I write this piece based on the assumption that the Ramayana is not a myth, as some say, but a faithful recording of history, as others insist. While a learned friend insists that our myths are nothing more than glorified fairy tales, and deserve no greater credulity than “the little mermaid” and other fairy tales like it; I go with the “it’s all true history” point of view for this piece. While I think aviation technology can not develop in isolation – flying machines but no mechanized road / rail / sea / river transport does seem to stretch the imagination, and might just be “flights of fancy” like flying monkeys (who can undertake space travel without need of oxygen), I feel it is much easier to get your point across if you argue logically within the framework of the other’s belief system, rather than trying to challenge the basic precepts of the belief system, in which case it becomes impossible to get your point across successfully.
However, even working on that assumption, I have come to the conclusion that the pushpak vimana was not Indian – which probably explains its absence from later holy texts like the Bhagvat Purana or the Mahabharata – it was Sri Lankan.

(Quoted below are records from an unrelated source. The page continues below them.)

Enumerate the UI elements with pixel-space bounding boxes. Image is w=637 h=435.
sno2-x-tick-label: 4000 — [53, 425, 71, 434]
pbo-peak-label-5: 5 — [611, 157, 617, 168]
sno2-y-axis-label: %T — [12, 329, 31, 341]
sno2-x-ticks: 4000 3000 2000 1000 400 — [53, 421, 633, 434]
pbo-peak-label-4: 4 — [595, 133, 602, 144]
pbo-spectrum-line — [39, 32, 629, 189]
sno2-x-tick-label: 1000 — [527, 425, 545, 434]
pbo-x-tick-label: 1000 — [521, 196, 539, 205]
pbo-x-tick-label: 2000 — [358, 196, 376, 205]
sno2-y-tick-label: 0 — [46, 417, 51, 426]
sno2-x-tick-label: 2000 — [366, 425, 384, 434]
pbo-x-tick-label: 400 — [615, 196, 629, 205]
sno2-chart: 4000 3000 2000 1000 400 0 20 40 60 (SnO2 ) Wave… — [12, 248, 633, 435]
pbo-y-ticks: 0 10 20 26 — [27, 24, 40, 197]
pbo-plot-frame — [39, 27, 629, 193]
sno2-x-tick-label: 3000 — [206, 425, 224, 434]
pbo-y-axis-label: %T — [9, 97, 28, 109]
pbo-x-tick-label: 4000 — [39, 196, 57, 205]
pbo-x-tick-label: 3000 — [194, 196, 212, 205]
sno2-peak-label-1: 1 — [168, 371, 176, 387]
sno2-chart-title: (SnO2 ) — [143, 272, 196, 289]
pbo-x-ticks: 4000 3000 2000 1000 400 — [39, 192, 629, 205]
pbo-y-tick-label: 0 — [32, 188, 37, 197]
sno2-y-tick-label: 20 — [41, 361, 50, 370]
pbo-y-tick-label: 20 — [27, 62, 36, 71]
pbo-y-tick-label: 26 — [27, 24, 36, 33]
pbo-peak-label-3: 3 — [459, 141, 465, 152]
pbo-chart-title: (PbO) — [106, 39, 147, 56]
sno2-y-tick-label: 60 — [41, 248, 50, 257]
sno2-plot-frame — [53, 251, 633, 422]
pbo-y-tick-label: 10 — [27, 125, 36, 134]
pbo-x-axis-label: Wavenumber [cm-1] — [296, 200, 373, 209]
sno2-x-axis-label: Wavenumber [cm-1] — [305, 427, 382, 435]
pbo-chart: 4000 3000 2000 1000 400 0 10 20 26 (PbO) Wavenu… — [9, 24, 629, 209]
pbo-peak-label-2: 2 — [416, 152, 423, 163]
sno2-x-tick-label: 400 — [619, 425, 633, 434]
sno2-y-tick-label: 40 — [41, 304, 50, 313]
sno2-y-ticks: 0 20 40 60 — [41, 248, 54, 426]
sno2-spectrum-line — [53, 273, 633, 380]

The logic behind this conclusion is entirely based on the Ramayana.
The first we hear of the unique flying machine is when Ravana, the king of Lanka, flies down in it from the emerald isle to abduct Sita, the wife of Lord Rama. In fact, we do not even come across one instance of its use by the good guys before Lanka is conquered. Janaka, Dashratha, Bharat et al seem to rely entirely on the non-technological terrestrial modes of transport available at the time. Even Lord Rama, and his simian cohort, do not use a vimana on their journey south. Then they use it to triumphantly fly home – spoils of war, possibly.
Even during the battle, when Laxman, Lord Rama’s younger brother, was comatose and struggling for his life, the fact that they had to depend on a miraculous flying monkey, referred to earlier, who by now has developed the skills needed to move mountains, to battle odds and bring the whole mountain (since he failed to recognize the plant needed to revive Laxman) instead of resorting to the much easier and more convenient option of sending Sushena, who had recommended the Sanjivani Buti in a Pushpak Vimana in the first place, seems to prove beyond a shadow of doubt that they did not have access to a flying machine till that time.
So, two options seem to present themselves – 1) We treat the Ramayana as fictionalized mythology, in which case the Wright brothers still have a just claim to fame, or 2) We treat the Ramayana as mostly accurate history, in which case the Sri Lankans seem to have reason to feel proud. In neither case can India appropriate the glory associated with the first flying machine.
Another glaring gap to me seems Ravana’s inability and unwillingness to use the Pushpak vimana in the battle. Of course, I presume that airborne warriors would have had a huge competitive advantage in a battle where, with the exception of one flying monkey, the rest of the enemy was forced to be terrestrial.
Anyway, I think I have put forth my thoughts on the matter. So what do you folks conclude? Whose vimana was it anyway?